Garuda Indonesia Lolos dari Ancaman Pailit, Erick Thohir Tekankan Soal Ini...

Garuda Indonesia Lolos dari Ancaman Pailit, Erick Thohir Tekankan Soal Ini...

Pemerintah resmi memberi izin maskapai naikan Harga tiket pesawat-Dahlan Iskan-disway.id

JAKARTA, DISWAY.ID - PT Garuda Indonesia (Persero) resmi keluar dari ancaman jeratan pailit dalam proses Penundaan Kewajiban Pembayaran Utang (PKPU) senilai Rp142 triliun. 

Kepastian itu didapat setelah Pengadilan Negeri Jakarta Pusat memutuskan pengesahan kesepakatan damai atau homologasi terkait Penundaan Kewajiban Pembayaran Utang (PKPU) PT Garuda Indonesia Tbk senilai Rp142 triliun. 

"Dengan ini menyatakan sah dan mengikat secara hukum perjanjian penundaan utang yang disetujui pada 17 Juni 2022 antara PT Garuda dan krediturnya," ungkap Hakim Ketua Majelis Kadarisman, dalam sidang yang dilakukan di Ruang Soebekti I, PN Jakarta Pusat, Senin 27 Juni 2022.

BACA JUGA:Soal Desakan Tutup Kafe Holywings di Jakarta, Wagub Riza Patria Beri Penjelasan Begini

Menteri BUMN, Erick Thohir pun ikut angkat bicara terkait keputusan itu. Ia memastikan, Kementerian BUMN akan memantau segala proses bisnis di Garuda Indonesia. 

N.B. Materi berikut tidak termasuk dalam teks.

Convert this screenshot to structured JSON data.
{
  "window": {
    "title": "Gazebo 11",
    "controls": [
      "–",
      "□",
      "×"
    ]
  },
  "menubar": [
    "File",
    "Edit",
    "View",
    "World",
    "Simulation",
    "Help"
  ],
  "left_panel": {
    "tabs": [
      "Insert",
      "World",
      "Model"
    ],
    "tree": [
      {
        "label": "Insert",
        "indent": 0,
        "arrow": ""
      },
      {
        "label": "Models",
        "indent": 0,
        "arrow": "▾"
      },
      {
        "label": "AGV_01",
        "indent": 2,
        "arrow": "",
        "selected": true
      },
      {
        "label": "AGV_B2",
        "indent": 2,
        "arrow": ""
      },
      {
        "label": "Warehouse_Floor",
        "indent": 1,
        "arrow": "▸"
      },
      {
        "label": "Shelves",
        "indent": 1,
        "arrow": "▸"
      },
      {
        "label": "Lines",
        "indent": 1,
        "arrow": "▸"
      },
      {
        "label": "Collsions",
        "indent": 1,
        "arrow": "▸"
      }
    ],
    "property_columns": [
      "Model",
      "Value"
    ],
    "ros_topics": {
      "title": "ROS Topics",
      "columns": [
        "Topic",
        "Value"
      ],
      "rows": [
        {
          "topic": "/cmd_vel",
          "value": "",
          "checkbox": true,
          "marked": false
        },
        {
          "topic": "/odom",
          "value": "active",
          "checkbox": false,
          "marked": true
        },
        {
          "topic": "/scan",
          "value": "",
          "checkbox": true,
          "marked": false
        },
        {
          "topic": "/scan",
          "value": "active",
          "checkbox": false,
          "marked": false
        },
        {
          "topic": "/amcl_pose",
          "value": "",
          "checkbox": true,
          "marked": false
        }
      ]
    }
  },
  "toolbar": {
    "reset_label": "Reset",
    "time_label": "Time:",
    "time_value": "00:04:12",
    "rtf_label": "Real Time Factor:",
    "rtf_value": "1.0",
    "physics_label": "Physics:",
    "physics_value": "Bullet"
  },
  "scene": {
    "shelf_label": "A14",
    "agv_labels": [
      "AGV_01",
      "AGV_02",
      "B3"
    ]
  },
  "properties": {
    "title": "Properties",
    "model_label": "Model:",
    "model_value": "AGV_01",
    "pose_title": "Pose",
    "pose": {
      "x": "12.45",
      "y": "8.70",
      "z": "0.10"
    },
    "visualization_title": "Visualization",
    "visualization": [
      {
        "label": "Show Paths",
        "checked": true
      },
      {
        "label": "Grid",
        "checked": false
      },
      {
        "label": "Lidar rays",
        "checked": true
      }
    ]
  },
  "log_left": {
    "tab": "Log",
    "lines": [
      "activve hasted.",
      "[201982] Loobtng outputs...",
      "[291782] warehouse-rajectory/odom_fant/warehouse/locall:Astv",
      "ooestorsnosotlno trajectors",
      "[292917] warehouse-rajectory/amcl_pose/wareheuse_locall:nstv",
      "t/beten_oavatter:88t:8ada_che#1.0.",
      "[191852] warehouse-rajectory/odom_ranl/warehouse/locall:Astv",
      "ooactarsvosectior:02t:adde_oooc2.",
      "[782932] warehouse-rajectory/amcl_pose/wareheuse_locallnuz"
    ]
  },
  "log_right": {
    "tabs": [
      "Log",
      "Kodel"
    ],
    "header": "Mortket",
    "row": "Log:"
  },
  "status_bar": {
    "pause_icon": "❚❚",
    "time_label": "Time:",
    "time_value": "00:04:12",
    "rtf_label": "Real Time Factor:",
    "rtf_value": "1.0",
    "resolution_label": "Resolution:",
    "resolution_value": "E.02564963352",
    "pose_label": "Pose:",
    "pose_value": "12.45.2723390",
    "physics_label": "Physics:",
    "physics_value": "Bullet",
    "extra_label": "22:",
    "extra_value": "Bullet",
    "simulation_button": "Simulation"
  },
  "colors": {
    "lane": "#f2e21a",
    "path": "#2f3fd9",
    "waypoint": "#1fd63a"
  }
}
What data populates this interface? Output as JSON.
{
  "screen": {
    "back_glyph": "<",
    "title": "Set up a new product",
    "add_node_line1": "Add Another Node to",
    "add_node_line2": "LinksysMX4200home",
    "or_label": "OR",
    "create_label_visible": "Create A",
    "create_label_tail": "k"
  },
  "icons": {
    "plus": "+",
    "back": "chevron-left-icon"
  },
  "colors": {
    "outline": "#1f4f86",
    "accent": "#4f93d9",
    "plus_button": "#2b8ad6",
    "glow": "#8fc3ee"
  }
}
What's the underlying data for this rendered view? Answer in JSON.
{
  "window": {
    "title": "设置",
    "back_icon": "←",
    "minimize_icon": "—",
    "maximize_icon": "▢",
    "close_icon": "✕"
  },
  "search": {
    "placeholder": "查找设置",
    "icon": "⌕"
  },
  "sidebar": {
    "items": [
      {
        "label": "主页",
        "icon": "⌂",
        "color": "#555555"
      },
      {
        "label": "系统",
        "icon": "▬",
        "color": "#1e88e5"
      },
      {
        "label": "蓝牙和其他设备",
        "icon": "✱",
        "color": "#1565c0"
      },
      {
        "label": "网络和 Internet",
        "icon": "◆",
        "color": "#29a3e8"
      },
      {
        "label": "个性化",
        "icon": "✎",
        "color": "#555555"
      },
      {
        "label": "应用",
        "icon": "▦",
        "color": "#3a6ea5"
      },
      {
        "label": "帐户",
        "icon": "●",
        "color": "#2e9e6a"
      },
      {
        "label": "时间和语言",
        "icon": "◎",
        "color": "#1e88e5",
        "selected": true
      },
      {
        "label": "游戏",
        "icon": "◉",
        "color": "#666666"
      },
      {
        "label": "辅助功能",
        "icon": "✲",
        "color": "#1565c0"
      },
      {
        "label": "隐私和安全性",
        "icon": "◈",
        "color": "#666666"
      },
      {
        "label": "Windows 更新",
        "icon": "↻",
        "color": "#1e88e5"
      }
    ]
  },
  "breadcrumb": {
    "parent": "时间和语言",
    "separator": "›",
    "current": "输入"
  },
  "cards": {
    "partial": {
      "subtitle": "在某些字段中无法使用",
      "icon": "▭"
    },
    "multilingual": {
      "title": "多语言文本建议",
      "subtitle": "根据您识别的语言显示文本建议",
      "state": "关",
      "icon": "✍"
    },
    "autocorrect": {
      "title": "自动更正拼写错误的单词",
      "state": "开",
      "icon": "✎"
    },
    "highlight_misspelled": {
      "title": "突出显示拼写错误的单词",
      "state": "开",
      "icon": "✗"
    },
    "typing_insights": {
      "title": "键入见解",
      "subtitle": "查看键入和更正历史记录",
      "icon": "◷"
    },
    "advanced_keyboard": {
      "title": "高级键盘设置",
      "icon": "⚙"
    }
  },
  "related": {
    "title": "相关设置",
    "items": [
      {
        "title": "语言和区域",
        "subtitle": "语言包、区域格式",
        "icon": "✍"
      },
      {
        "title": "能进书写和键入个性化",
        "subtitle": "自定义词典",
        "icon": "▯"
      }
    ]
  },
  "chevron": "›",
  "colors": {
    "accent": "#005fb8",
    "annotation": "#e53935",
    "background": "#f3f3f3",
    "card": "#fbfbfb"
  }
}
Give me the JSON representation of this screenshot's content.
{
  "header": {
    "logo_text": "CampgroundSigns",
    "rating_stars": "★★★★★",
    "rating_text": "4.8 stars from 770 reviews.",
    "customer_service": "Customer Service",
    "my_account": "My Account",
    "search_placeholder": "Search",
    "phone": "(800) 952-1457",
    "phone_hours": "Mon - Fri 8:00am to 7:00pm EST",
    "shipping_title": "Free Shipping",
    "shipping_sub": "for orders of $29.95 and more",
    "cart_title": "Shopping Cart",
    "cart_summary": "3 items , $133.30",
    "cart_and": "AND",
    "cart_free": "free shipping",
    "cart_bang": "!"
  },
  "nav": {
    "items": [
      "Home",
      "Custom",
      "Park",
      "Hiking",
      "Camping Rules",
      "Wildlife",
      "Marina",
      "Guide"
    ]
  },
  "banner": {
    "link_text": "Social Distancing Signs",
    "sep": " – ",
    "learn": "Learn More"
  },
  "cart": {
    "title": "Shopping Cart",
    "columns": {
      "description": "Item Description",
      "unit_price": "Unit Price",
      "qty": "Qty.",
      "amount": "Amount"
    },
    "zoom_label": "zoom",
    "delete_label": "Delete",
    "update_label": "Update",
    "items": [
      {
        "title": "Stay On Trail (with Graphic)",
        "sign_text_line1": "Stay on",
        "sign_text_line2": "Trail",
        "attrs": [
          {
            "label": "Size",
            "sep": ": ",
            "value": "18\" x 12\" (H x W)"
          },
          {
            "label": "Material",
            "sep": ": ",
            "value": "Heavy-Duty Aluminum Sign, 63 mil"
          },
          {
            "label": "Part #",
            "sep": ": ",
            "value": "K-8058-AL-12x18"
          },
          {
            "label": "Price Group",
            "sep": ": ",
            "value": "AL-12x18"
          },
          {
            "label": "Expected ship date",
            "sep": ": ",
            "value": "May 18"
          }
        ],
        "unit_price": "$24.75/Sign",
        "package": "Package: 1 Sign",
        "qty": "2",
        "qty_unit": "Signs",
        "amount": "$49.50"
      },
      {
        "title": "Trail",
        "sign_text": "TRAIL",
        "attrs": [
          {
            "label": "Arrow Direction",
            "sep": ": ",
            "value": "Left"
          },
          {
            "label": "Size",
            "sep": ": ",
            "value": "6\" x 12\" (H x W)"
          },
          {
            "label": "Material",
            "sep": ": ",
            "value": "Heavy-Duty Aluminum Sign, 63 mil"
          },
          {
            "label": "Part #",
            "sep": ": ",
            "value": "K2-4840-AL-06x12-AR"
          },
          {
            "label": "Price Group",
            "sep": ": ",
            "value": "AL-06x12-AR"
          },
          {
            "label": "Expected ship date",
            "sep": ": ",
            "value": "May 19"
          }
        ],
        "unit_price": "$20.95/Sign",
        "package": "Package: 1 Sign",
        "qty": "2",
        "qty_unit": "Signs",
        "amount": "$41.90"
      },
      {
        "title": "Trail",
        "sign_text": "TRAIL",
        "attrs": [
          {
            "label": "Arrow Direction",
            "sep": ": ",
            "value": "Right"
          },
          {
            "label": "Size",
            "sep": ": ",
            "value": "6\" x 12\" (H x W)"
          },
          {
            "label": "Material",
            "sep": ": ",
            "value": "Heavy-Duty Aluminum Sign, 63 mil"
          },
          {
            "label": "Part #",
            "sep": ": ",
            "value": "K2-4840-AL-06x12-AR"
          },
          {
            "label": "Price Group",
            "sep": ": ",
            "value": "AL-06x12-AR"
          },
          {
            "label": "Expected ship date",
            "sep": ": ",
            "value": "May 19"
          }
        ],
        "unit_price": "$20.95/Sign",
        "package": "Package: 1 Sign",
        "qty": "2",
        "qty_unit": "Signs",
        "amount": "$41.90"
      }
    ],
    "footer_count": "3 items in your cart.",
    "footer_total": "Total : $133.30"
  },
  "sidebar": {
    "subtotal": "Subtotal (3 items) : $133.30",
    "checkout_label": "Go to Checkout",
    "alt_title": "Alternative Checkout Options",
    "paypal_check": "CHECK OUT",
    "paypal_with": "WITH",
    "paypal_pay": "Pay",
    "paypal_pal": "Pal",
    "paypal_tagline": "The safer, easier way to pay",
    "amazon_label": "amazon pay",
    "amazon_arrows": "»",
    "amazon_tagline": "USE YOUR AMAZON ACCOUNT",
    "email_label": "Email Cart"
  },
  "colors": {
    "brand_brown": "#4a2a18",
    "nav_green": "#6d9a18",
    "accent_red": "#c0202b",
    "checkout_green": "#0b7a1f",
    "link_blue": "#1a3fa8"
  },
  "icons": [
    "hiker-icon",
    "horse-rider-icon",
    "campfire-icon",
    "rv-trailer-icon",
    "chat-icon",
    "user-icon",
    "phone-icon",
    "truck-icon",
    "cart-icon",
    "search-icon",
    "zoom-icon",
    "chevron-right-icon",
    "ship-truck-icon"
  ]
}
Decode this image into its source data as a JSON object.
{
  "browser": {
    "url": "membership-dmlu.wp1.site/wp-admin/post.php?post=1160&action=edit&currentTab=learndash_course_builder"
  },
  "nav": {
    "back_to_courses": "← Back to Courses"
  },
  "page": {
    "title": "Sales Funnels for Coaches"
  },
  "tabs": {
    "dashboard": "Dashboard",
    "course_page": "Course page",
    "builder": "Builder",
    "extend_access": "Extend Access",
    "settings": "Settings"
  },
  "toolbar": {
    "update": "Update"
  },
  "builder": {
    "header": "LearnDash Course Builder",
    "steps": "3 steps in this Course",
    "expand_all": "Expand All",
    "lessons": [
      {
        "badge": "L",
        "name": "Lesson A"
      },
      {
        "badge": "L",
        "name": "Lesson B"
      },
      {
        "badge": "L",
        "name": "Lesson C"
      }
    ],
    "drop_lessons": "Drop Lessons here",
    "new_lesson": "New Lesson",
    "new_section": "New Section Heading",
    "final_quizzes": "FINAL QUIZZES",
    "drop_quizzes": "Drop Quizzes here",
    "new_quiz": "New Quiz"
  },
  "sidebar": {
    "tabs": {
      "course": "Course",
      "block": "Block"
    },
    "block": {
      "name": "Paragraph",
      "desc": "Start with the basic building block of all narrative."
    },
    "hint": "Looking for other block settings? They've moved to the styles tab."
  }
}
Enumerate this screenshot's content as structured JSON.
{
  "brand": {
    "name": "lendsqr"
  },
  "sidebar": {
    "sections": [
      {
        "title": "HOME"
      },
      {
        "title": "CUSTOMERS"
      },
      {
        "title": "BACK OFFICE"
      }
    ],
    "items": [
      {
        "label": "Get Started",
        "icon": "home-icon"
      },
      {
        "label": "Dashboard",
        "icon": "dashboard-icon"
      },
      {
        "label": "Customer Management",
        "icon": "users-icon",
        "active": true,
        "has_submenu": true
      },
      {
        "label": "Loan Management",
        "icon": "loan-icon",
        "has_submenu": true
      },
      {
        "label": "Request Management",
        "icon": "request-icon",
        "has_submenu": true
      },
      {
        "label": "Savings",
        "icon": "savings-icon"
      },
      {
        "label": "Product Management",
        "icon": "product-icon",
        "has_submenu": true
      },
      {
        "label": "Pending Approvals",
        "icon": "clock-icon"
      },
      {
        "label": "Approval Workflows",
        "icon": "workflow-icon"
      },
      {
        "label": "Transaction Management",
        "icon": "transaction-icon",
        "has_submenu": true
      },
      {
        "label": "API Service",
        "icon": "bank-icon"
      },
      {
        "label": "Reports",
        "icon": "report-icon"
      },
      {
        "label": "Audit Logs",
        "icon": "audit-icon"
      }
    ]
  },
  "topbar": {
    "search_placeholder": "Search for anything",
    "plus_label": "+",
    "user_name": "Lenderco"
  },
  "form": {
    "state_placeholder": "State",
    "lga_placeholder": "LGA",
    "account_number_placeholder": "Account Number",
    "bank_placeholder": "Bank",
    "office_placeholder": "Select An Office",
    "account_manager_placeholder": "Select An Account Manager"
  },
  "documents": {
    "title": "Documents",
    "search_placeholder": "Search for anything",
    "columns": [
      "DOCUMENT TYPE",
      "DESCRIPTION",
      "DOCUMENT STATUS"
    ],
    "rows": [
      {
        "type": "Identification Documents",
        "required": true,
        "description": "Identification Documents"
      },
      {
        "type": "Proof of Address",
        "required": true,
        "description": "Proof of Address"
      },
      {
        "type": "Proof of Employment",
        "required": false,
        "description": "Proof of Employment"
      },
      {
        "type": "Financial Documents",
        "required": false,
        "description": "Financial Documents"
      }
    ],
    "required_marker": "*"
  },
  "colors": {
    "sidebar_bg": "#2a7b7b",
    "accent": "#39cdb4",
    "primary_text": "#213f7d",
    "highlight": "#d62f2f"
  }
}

"Garuda kita selamatkan, karena ini flight carrier," kata Erick di Kejaksaan Agung, Senin 27 Juni 2022.

Dengan hasil keputusan tersebut, Erick sangat mewanti-wanti soal pengadaan pesawat. Menurutnya, proses pengadaan pesawat harus melalui proses bisnis yang baik.

“Jangan terjadi lagi pengadaan pesawat tanpa proses bisnis yang baik," ujarnya.

Diketahui, PT Garuda Indonesia Tbk resmi memperoleh kesepakatan damai dengan kreditur, terkait proposal restrukturisasi utang senilai Rp142 triliun. 

Kesepakatan ini ditetapkan di dalam Penundaan Kewajiban Pembayaran Utang (PKPU) di Pengadilan Negeri Jakarta Pusat.

BACA JUGA:Sosialisasi Beli Minyak Goreng Curah Pakai Pedulilindungi Hari Pertama, Pedagang Bilang Begini

Dengan adanya kesepakatan ini, maka kreditur wajib mengikuti proses pelunasan utang Garuda Indonesia, berdasarkan isi proposal yang diajukan manajemen beberapa waktu lalu. 

Salah satu skema pelunasan utang dalam proposal perdamaian emiten dengan kode saham GIAA, adalah dengan menggunakan arus kas perusahaan untuk nilai piutang kreditur di bawah Rp255 juta. 

Adapun nilai piutang di atas R255 juta, akan memperoleh kupon debt baru 825 dan saham sebesar US$330 juta.